De tocht is een echt avontuur
We overnachten bij een boer. Op de heenreis heeft Raj hun een boodschappenlijstje gegeven wat ze moesten kopen voor ons. Ik merk op of ze wel geld hebben om het te kopen. Oh dat is waar ja of we iets vooraf kunnen betalen. Geen probleem. Raj bemoeit zich ‘s avond met het koken. Hij maakt gebakken rijst met kip. Kip? Ik ben parttime vegetariër, en dat weet hij. Ik denk dat ie gewoon zelf kip wilde en tegen de gastvrouw heeft gezegd dat wij het willen. (wij kunnen niet met ze communiceren ivm de taal problemen). Iemand komt aan met 2 levende kippen. Er wordt een keus gemaakt, 1 krijgt de vrijheid en de andere gaat mee naar achter het huis….. Later eten we kip. Trouwens normaal gesproken eten ze hier vleermuis! Als Bas en ik aan het eten zijn loopt ongeveer heel het dorp uit. Twaalf mensen zitten te kijken hoe wij eten. Wij doen namelijk iets heel erg geks met ons eten. We eten onze rijst met een lepel! Het toetje is fruit met yoghurt en wortelen? Dat laatste is niet zo’n goed idee. Er is een klein probleem, de Raksi is iets te lekker bij deze boer en Raj weet zich niet te beheersen. Hij wordt zo dronken dat ie nog maar nauwelijks op zijn benen kan blijven staan. Hij regelt onze slaapplaatsen en dondert vervolgens van de “veranda” af. Onze kamer is boven de stal en de bedden bestaan uit houten planken, zonder matras. Het wordt een pijnlijke nacht.

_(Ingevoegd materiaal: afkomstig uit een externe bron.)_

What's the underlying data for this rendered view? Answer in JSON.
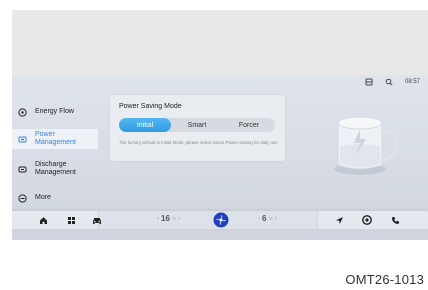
{
  "status_bar": {
    "time": "08:57",
    "icons": [
      "profile-icon",
      "network-icon"
    ]
  },
  "sidebar": {
    "items": [
      {
        "label": "Energy Flow",
        "icon": "energy-flow-icon",
        "active": false
      },
      {
        "label": "Power Management",
        "icon": "power-management-icon",
        "active": true
      },
      {
        "label": "Discharge Management",
        "icon": "discharge-icon",
        "active": false
      },
      {
        "label": "More",
        "icon": "more-icon",
        "active": false
      }
    ]
  },
  "panel": {
    "title": "Power Saving Mode",
    "options": [
      "Initial",
      "Smart",
      "Forcer"
    ],
    "selected": "Initial",
    "note": "The factory default is Initial Mode, please select Smart Power Saving for daily use."
  },
  "dock": {
    "left_temp": "16",
    "right_temp": "6",
    "temp_unit": "°C",
    "icons": [
      "home-icon",
      "apps-icon",
      "car-icon",
      "fan-icon",
      "navigation-icon",
      "media-icon",
      "phone-icon"
    ]
  },
  "colors": {
    "accent": "#2f86e6",
    "toggle": "#2e9ce5",
    "background": "#d9dee6"
  },
  "caption": "OMT26-1013"
}
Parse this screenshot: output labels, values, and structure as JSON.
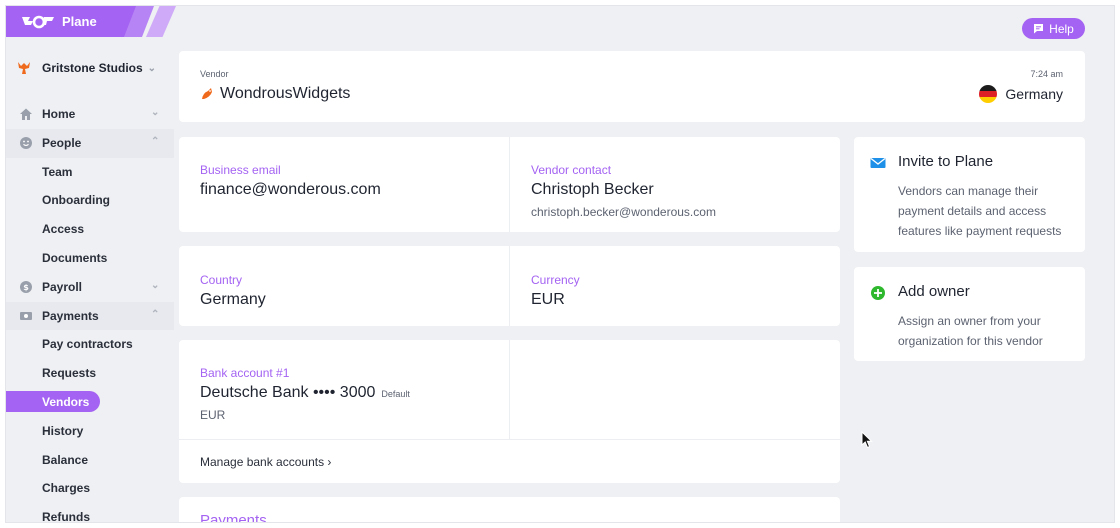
{
  "app": {
    "name": "Plane"
  },
  "org": {
    "name": "Gritstone Studios"
  },
  "sidebar": {
    "items": [
      {
        "label": "Home",
        "icon": "home-icon",
        "type": "group"
      },
      {
        "label": "People",
        "icon": "smile-icon",
        "type": "group-open"
      },
      {
        "label": "Team",
        "type": "sub"
      },
      {
        "label": "Onboarding",
        "type": "sub"
      },
      {
        "label": "Access",
        "type": "sub"
      },
      {
        "label": "Documents",
        "type": "sub"
      },
      {
        "label": "Payroll",
        "icon": "dollar-coin-icon",
        "type": "group"
      },
      {
        "label": "Payments",
        "icon": "banknote-icon",
        "type": "group-open"
      },
      {
        "label": "Pay contractors",
        "type": "sub"
      },
      {
        "label": "Requests",
        "type": "sub"
      },
      {
        "label": "Vendors",
        "type": "sub",
        "active": true
      },
      {
        "label": "History",
        "type": "sub"
      },
      {
        "label": "Balance",
        "type": "sub"
      },
      {
        "label": "Charges",
        "type": "sub"
      },
      {
        "label": "Refunds",
        "type": "sub"
      }
    ]
  },
  "header": {
    "help_label": "Help"
  },
  "vendor": {
    "label": "Vendor",
    "name": "WondrousWidgets",
    "local_time": "7:24 am",
    "country": "Germany"
  },
  "details": {
    "business_email_label": "Business email",
    "business_email": "finance@wonderous.com",
    "vendor_contact_label": "Vendor contact",
    "vendor_contact_name": "Christoph Becker",
    "vendor_contact_email": "christoph.becker@wonderous.com",
    "country_label": "Country",
    "country": "Germany",
    "currency_label": "Currency",
    "currency": "EUR"
  },
  "bank": {
    "label": "Bank account #1",
    "bank_name": "Deutsche Bank •••• 3000",
    "default_tag": "Default",
    "currency": "EUR",
    "manage_label": "Manage bank accounts ›"
  },
  "payments": {
    "title": "Payments"
  },
  "side_cards": {
    "invite": {
      "title": "Invite to Plane",
      "description": "Vendors can manage their payment details and access features like payment requests"
    },
    "owner": {
      "title": "Add owner",
      "description": "Assign an owner from your organization for this vendor"
    }
  },
  "colors": {
    "accent": "#a463f2",
    "background": "#eef0f3",
    "owner_icon": "#2eb82e",
    "invite_icon": "#1e90e8"
  }
}
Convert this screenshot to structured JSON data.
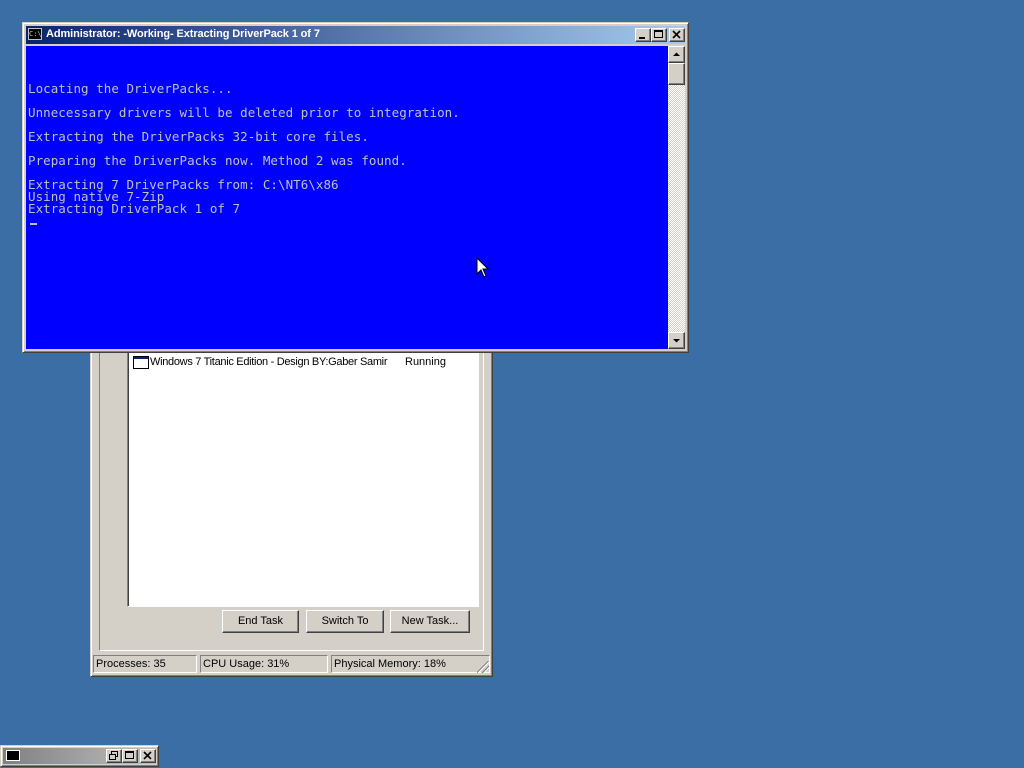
{
  "console": {
    "title": "Administrator:  -Working- Extracting DriverPack 1 of 7",
    "icon": "cmd-icon",
    "buttons": {
      "minimize": "0",
      "maximize": "1",
      "close": "r"
    },
    "lines": [
      "Locating the DriverPacks...",
      "Unnecessary drivers will be deleted prior to integration.",
      "Extracting the DriverPacks 32-bit core files.",
      "Preparing the DriverPacks now. Method 2 was found.",
      "Extracting 7 DriverPacks from: C:\\NT6\\x86",
      "Using native 7-Zip",
      "Extracting DriverPack 1 of 7"
    ],
    "colors": {
      "background": "#0000ff",
      "text": "#c0c0c0"
    }
  },
  "task_manager": {
    "tasks": [
      {
        "name": "Windows 7 Titanic Edition - Design BY:Gaber Samir",
        "status": "Running"
      }
    ],
    "buttons": {
      "end_task": "End Task",
      "switch_to": "Switch To",
      "new_task": "New Task..."
    },
    "status_bar": {
      "processes": "Processes: 35",
      "cpu": "CPU Usage: 31%",
      "memory": "Physical Memory: 18%"
    }
  },
  "desktop": {
    "background": "#3a6ea5"
  }
}
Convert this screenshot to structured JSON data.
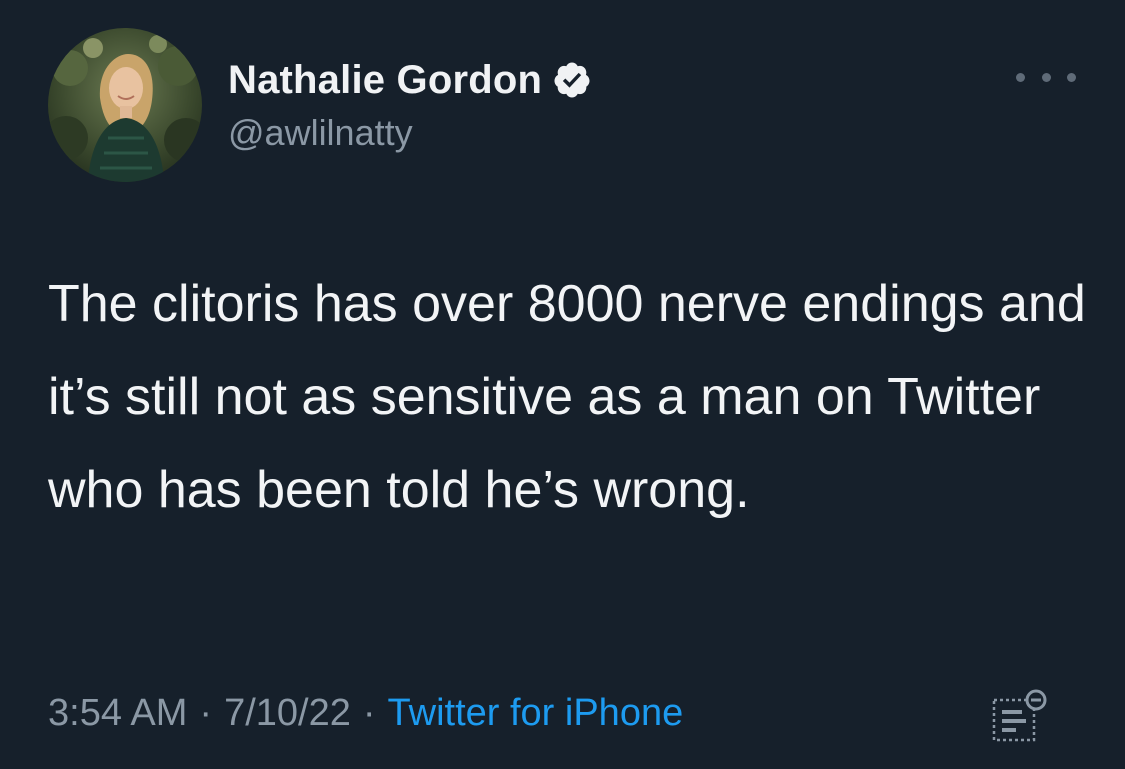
{
  "author": {
    "display_name": "Nathalie Gordon",
    "handle": "@awlilnatty",
    "verified": true
  },
  "tweet": {
    "text": "The clitoris has over 8000 nerve endings and it’s still not as sensitive as a man on Twitter who has been told he’s wrong.",
    "time": "3:54 AM",
    "date": "7/10/22",
    "separator": "·",
    "source": "Twitter for iPhone"
  },
  "icons": {
    "verified": "verified-badge-icon",
    "more": "more-options-icon",
    "analytics": "tweet-analytics-icon"
  },
  "colors": {
    "background": "#16202b",
    "text": "#f2f4f6",
    "secondary_text": "#8b98a5",
    "link": "#1d9bf0"
  }
}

De volgende ochtend is het tijd om te betalen. Raj heeft ze geleerd hoe ze een rekening moeten maken. In totaal zijn we 700 rupies kwijt, ongeveer 8 euro. Dit is voor 1 overnachting, diner, ontbijt en lunchpakket voor onderweg. Voor Bas en voor mij samen! De dochter glimlach breeduit als we het geld overhandigen. We gaan verder, de volgende bestemming is een uitzichtspunt. De weg er naar toe is zwaar. Wel een pad dit keer maar stijl omhoog. Raj houdt het niet meer bij, kater? Op een gegeven moment horen we “Toot, toot”. Hari, ook een vogel gek, stopt en raakt in extase, een uil. We gaan niet verder voordat ie hem gezien heeft. We turen de boom af waar het geluid vandaan komt. Niks te zien. Een dorpeling komt ons helpen. En na 10 minuten zoeken vinden we de uil. Het beestje blijkt maar 17 cm groot te zijn.
Een moeilijke oversteek
Het “dorp” waar we nu aankomen is nog kleiner en nog armoediger. Ze hebben niks anders te drinken dan water (dat krijg je als je van de coca cola trial afgaat). We eten rijst bij het kampvuur, in huis! We slapen met geiten in de kamer en de rest van de familie, 2 kinderen, 1 baby, vader en moeder. Plus onze twee gidsen en onze drager. De 2 toeristen krijgen elk een “bed” en de rest slaapt op de grond. Wederom een pijnlijke nacht.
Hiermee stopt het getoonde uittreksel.